Roe gets some evidentiary backup to this assertion from an internal document that has surfaced. Just eighteen days before MF Global filed for bankruptcy, its top fiduciary departments prepared a hypothetical death spiral scenario titled “Break the Glass.” The document mapped out a playbook of how the firm should respond if its debt was downgraded by the ratings agencies. The following statement appears in the document:
“How quickly do we want to send cash back to clients, what is the message if we do not send immediately, what is the strategy if we want to keep the customer and wait until the storm passes…”
The checks mailed to customers bounced because they were received after the firm had filed for bankruptcy and the bank accounts were frozen.
JPMorgan Chase has also come into Roe’s cross hairs for still holding on to customer funds six months after the firm failed. On April 23, 2012, Roe and Koutoulas filed a letter with the same investigators who had received the April 2 letter, calling out JPMorgan Chase’s “pattern and practice of improperly using customer funds.” The two wrote:
“In terms of relief, the CCC first requests that U.S. Government officials demand that JPMorgan Chase disgorge all MF Global customer property immediately. Second, given JPMorgan Chase’s apparent business pattern and practice of improperly using customer segregated funds—as evidenced by the recent CFTC nominal fine of $20 million for similar misconduct in Lehman —the CCC requests that lawmakers and the regulatory agencies work together to implement a ‘three strikes rule’ for corporate bad actors like JPMorgan Chase because the current nominal fines are viewed as simply a cost of doing business rather than a legal deterrent.”

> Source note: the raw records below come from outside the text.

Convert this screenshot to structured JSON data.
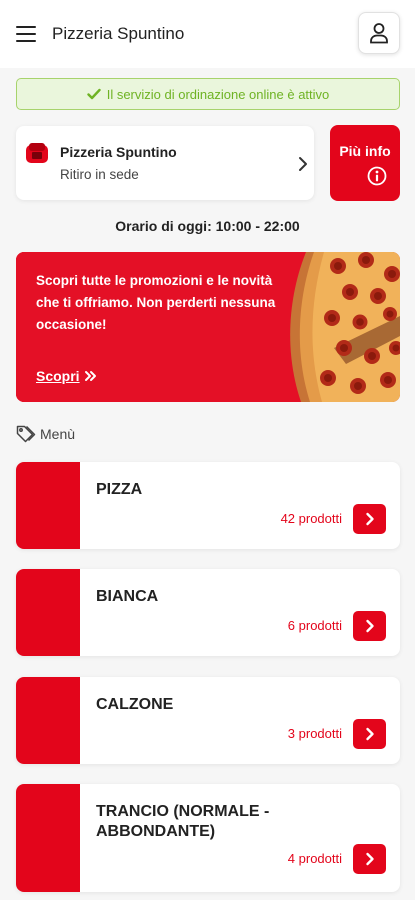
{
  "header": {
    "title": "Pizzeria Spuntino",
    "menu_icon": "hamburger-icon",
    "user_icon": "user-icon"
  },
  "status": {
    "text": "Il servizio di ordinazione online è attivo",
    "icon": "check-icon"
  },
  "store": {
    "name": "Pizzeria Spuntino",
    "mode": "Ritiro in sede",
    "logo_icon": "pizzeria-logo-icon",
    "chevron_icon": "chevron-right-icon"
  },
  "info_button": {
    "label": "Più info",
    "icon": "info-icon"
  },
  "hours": "Orario di oggi: 10:00 - 22:00",
  "promo": {
    "text": "Scopri tutte le promozioni e le novità che ti offriamo. Non perderti nessuna occasione!",
    "link": "Scopri",
    "link_icon": "double-chevron-right-icon",
    "image": "pizza-photo"
  },
  "menu_section": {
    "label": "Menù",
    "icon": "tag-icon"
  },
  "categories": [
    {
      "name": "PIZZA",
      "count": "42 prodotti"
    },
    {
      "name": "BIANCA",
      "count": "6 prodotti"
    },
    {
      "name": "CALZONE",
      "count": "3 prodotti"
    },
    {
      "name": "TRANCIO (NORMALE - ABBONDANTE)",
      "count": "4 prodotti"
    }
  ],
  "colors": {
    "accent": "#e3051b",
    "success": "#6fb324",
    "success_bg": "#eaf6dc"
  }
}
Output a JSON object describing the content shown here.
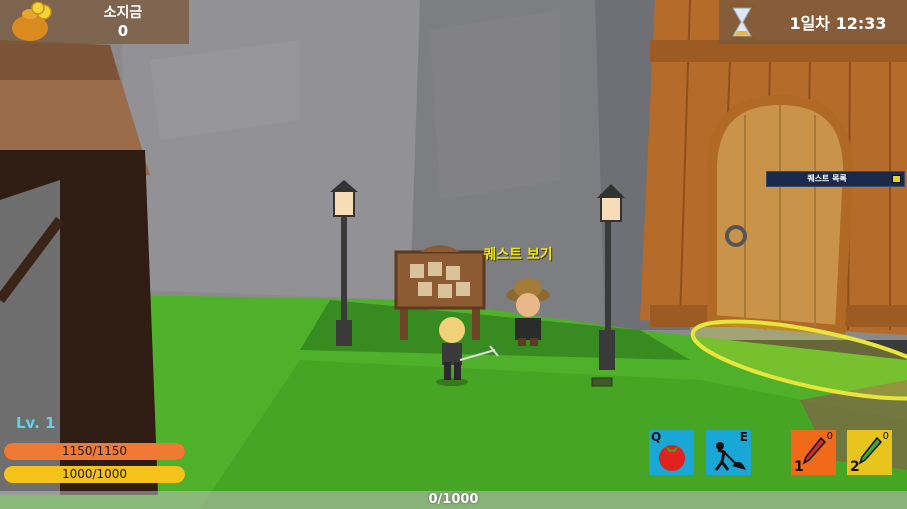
{
  "hud": {
    "gold": {
      "label": "소지금",
      "value": "0"
    },
    "time": {
      "text": "1일차 12:33"
    },
    "quest_list": {
      "title": "퀘스트 목록"
    },
    "npc_label": "퀘스트 보기",
    "level": "Lv.  1",
    "hp": {
      "text": "1150/1150",
      "fraction": 1.0
    },
    "mp": {
      "text": "1000/1000",
      "fraction": 1.0
    },
    "exp": {
      "text": "0/1000",
      "fraction": 0.0
    }
  },
  "skills": [
    {
      "key": "Q",
      "icon": "tomato-icon"
    },
    {
      "key": "E",
      "icon": "dig-icon"
    }
  ],
  "quickslots": [
    {
      "num": "1",
      "count": "0",
      "icon": "red-pencil-icon"
    },
    {
      "num": "2",
      "count": "0",
      "icon": "green-pencil-icon"
    }
  ],
  "colors": {
    "grass": "#4fb12a",
    "hud_panel": "#785a3c",
    "quest_text": "#f3e600"
  }
}
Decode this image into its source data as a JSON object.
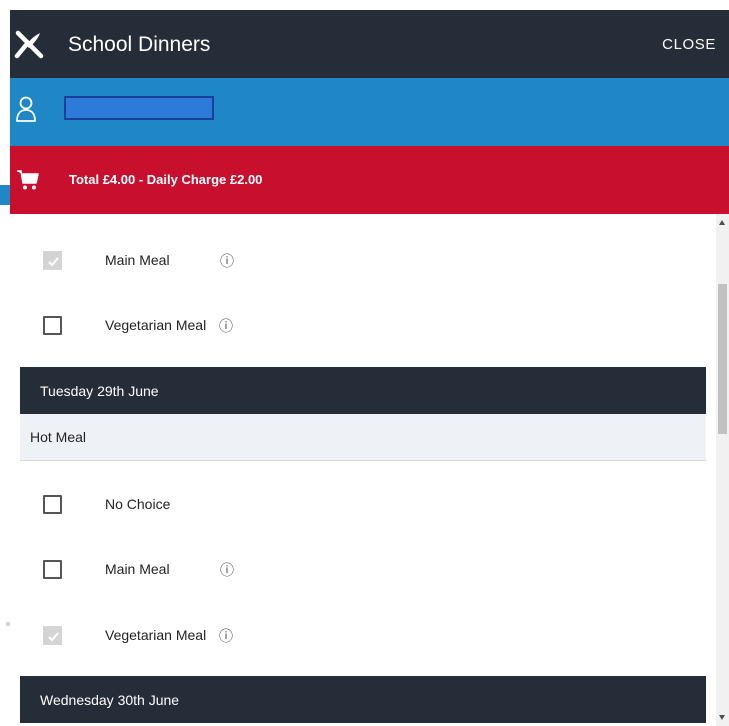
{
  "colors": {
    "dark": "#242d38",
    "user_blue": "#1f87c5",
    "cart_red": "#c8102e",
    "section_bg": "#eef1f5"
  },
  "header": {
    "title": "School Dinners",
    "close_label": "CLOSE",
    "logo_icon": "fork-knife-icon"
  },
  "user": {
    "icon": "user-icon",
    "name": ""
  },
  "cart": {
    "icon": "cart-icon",
    "total_text": "Total £4.00 - Daily Charge £2.00"
  },
  "monday": {
    "options": [
      {
        "label": "Main Meal",
        "checked": true,
        "info": "ⓘ"
      },
      {
        "label": "Vegetarian Meal",
        "checked": false,
        "info": "ⓘ"
      }
    ]
  },
  "tuesday": {
    "day_label": "Tuesday 29th June",
    "section_label": "Hot Meal",
    "options": [
      {
        "label": "No Choice",
        "checked": false
      },
      {
        "label": "Main Meal",
        "checked": false,
        "info": "ⓘ"
      },
      {
        "label": "Vegetarian Meal",
        "checked": true,
        "info": "ⓘ"
      }
    ]
  },
  "wednesday": {
    "day_label": "Wednesday 30th June"
  }
}
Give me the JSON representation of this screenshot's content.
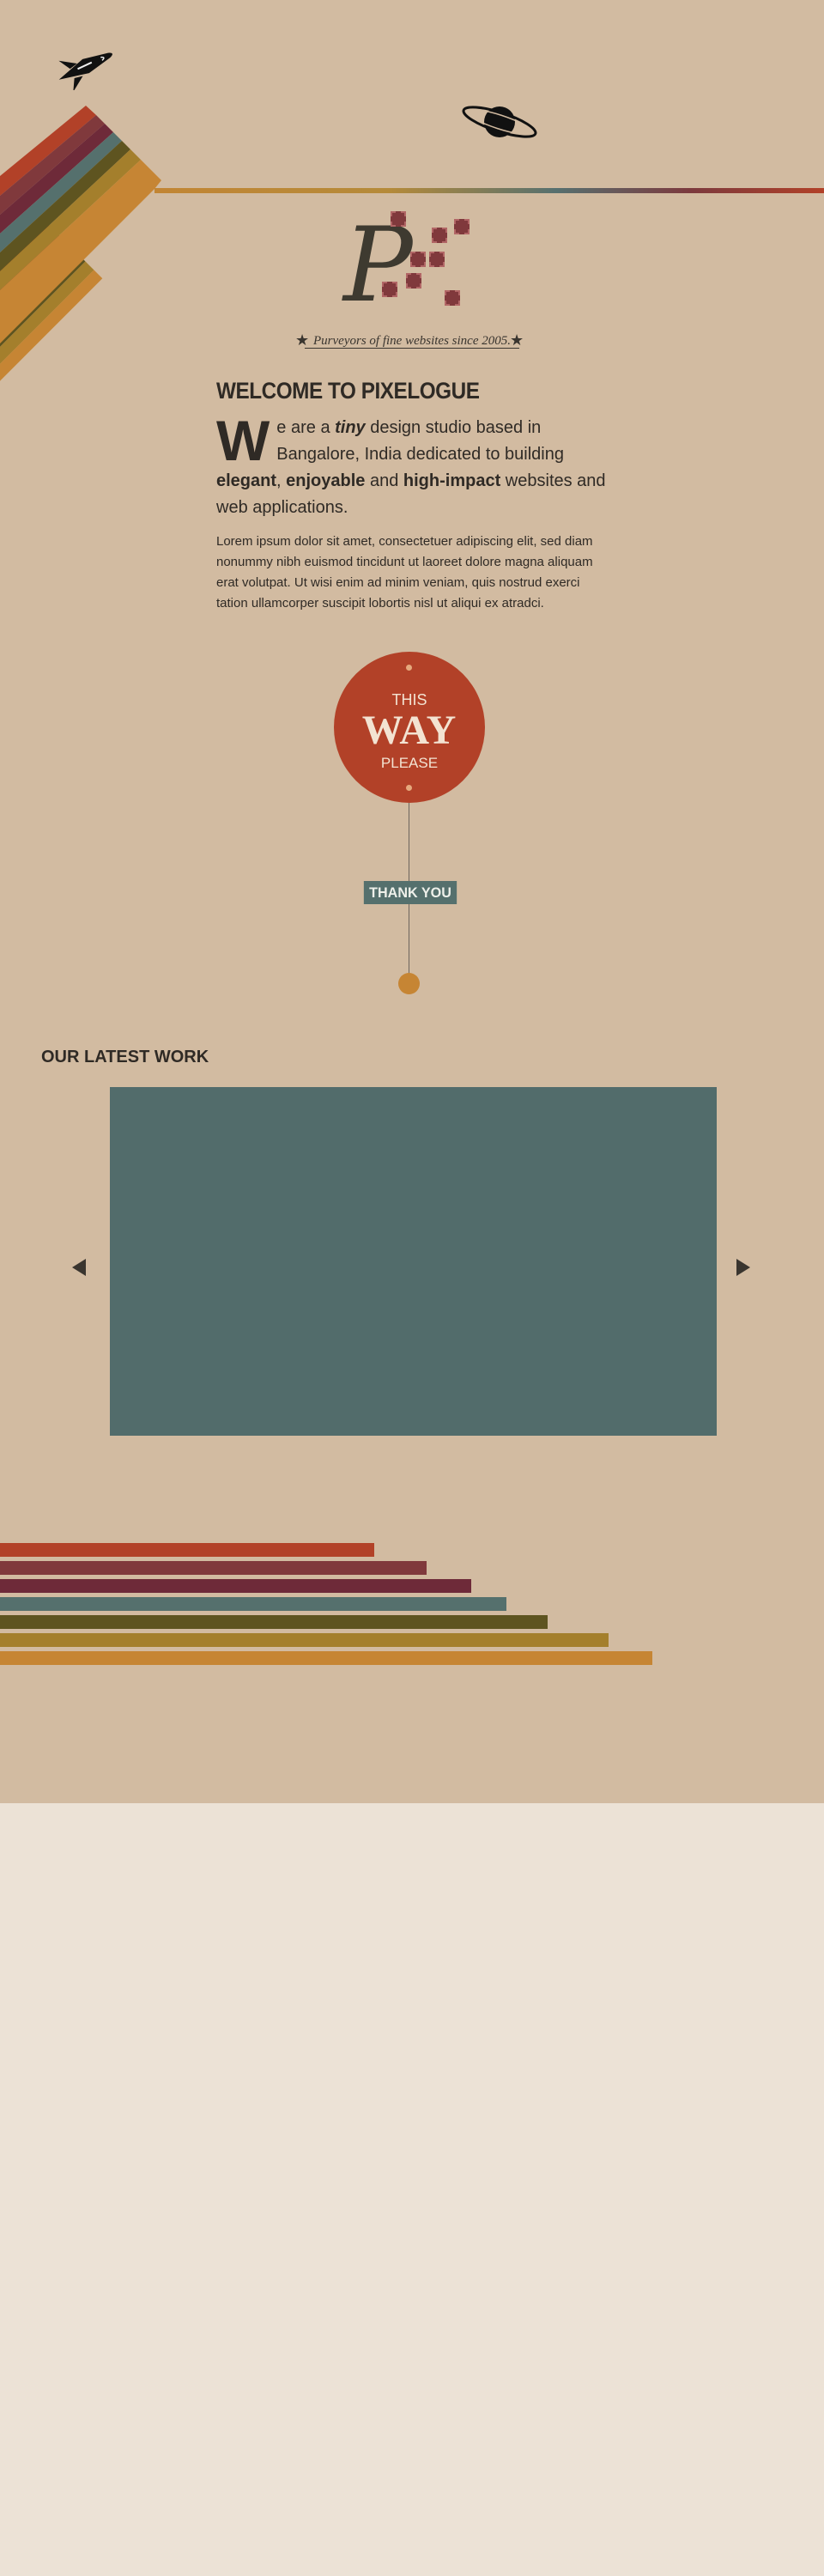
{
  "header": {
    "logo_text": "P",
    "tagline": "Purveyors of fine websites since 2005.",
    "star": "★"
  },
  "welcome": {
    "title": "WELCOME TO PIXELOGUE",
    "dropcap": "W",
    "lead_1": "e are a ",
    "lead_tiny": "tiny",
    "lead_2": " design studio based in Bangalore, India dedicated to building ",
    "lead_elegant": "elegant",
    "lead_comma": ", ",
    "lead_enjoyable": "enjoyable",
    "lead_and": " and ",
    "lead_impact": "high-impact",
    "lead_3": " websites and web applications.",
    "body": "Lorem ipsum dolor sit amet, consectetuer adipiscing elit, sed diam nonummy nibh euismod tincidunt ut laoreet dolore magna aliquam erat volutpat. Ut wisi enim ad minim veniam, quis nostrud exerci tation ullamcorper suscipit lobortis nisl ut aliqui ex atradci."
  },
  "cta": {
    "this": "THIS",
    "way": "WAY",
    "please": "PLEASE",
    "thanks": "THANK YOU"
  },
  "work": {
    "heading": "OUR LATEST WORK"
  },
  "colors": {
    "stripe_red": "#b24128",
    "stripe_maroon": "#80393c",
    "stripe_wine": "#6e2a39",
    "stripe_teal": "#55706d",
    "stripe_olive": "#5e5420",
    "stripe_mustard": "#a47f2c",
    "stripe_orange": "#c68534"
  }
}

Roe wrote the following to the Senate Banking Committee:
“Chapter 11 permits MF Global’s creditors to pay for their legal expenses out of the estate of MFGH. Two of those creditors are the two largest banks in the United States. While they receive the benefit of having assets of MFGH pay for their legal expenses, customers of MF Global have to pay their own way. If recoveries of MFGI customers are available at the holding company, as the SIPA Trustee now contends, the net effect of this will be that misappropriated customer property of farmers and ranchers pays for the legal expenses of large banks and financial intuitions. The legions of professionals now billing the assets of the MFGH estate will amount to a plundering of MFGI’s customer assets. The chilling effect this result would have on financial markets in the US cannot be overstated. A conversion to Chapter 7 corrects this patently unfair use of the bankruptcy laws for the direct financial benefit of ‘too big to fail’ banks who received taxpayer assistance in 2008.”
While MF Global remains a black hole of opacity in many respects, it’s safe to assume that were it not for John Roe and James Koutoulas, both customers and the public would have far less clarity on the largest Wall Street collapse since Lehman Brothers.